Time and again efforts have been made to upgrade this significant place. For instance, the inclusion of Anarkali Bazaar in the 2020 World Monuments Watch aimed to support the efforts to revive the area and restore the community’s places of interest. In late 2020, the WMF had joined local actors in the project to recapture Anarkali Bazaar’s traditional fabric through cultural mapping and stakeholder engagement, awareness campaign of neighbourhoods’ significance and by bringing communities together in the creation of a comprehensive heritage trail. But to date no such tangible change has been observed.

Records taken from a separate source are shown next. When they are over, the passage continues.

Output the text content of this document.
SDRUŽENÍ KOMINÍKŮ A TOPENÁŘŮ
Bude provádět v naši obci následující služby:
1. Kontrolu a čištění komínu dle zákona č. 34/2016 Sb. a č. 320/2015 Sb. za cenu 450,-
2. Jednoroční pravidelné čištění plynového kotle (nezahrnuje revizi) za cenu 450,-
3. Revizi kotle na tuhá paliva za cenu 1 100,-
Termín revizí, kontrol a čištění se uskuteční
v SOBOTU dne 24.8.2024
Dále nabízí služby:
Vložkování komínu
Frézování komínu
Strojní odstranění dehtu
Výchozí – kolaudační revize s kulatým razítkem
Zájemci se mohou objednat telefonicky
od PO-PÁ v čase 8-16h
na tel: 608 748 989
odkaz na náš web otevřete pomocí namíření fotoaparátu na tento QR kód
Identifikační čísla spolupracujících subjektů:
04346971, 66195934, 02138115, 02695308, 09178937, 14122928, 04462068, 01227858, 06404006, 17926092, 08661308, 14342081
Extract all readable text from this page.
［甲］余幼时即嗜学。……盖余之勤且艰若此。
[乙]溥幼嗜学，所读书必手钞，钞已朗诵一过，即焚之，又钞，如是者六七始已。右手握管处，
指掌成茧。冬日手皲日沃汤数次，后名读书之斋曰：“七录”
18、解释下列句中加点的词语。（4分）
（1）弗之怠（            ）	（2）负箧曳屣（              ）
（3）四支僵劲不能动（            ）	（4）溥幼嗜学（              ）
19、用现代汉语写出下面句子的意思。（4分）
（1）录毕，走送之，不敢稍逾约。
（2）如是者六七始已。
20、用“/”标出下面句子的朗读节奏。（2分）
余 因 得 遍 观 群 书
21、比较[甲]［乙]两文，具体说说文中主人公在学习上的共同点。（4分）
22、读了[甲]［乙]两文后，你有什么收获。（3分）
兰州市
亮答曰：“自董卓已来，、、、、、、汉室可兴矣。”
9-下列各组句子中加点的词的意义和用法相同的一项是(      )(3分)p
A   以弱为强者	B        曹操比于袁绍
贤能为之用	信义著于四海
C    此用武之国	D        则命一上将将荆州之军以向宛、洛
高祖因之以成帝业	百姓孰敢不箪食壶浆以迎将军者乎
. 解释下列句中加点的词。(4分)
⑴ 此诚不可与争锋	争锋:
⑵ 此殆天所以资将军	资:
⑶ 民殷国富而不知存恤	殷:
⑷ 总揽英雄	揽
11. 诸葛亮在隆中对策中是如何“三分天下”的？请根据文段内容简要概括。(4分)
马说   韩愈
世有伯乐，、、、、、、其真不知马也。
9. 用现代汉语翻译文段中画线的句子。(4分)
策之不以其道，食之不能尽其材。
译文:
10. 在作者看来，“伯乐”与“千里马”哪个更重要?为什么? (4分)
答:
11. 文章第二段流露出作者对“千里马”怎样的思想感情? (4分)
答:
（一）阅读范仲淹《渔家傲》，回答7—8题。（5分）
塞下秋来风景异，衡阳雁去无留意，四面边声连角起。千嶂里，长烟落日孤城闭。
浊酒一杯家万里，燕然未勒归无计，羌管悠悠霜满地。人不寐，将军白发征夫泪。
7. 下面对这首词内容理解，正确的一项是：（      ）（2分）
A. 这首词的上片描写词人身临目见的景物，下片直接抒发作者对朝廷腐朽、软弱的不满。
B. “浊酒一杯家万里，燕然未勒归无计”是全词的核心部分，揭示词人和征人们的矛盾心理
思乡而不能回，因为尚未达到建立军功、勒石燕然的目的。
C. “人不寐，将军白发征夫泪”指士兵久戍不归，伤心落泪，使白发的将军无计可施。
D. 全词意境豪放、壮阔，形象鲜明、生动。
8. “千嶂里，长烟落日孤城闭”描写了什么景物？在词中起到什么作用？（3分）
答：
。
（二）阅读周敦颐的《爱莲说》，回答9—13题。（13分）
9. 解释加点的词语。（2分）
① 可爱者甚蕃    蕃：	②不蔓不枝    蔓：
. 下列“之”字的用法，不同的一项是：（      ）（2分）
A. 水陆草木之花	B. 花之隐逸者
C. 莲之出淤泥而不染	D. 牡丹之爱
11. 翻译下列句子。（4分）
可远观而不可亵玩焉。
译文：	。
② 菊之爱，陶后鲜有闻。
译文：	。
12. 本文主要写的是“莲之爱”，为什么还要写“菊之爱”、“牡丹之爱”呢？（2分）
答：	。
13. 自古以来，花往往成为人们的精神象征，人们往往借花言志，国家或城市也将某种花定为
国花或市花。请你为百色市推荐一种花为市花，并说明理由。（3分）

Mall Road is the central artery which holds enormous relevance to history. But it's landmark historical buildings are not maintained to the level they should be. Though in the past some steps were taken by the authorities for removal of signboards, the situation has gone bad again, with advertisement boards again hampering the beauty of old monuments and the paint of facades decaying as no one owns this heritage.

Our authorities must recognise the fact that culture is not a luxury, it is a necessity. It gives economic benefits and nurtures social values. This kind of cultural district should be looked after as a child – vigilantly and watchfully. No price can be placed on preserving one’s culture, values and tradition.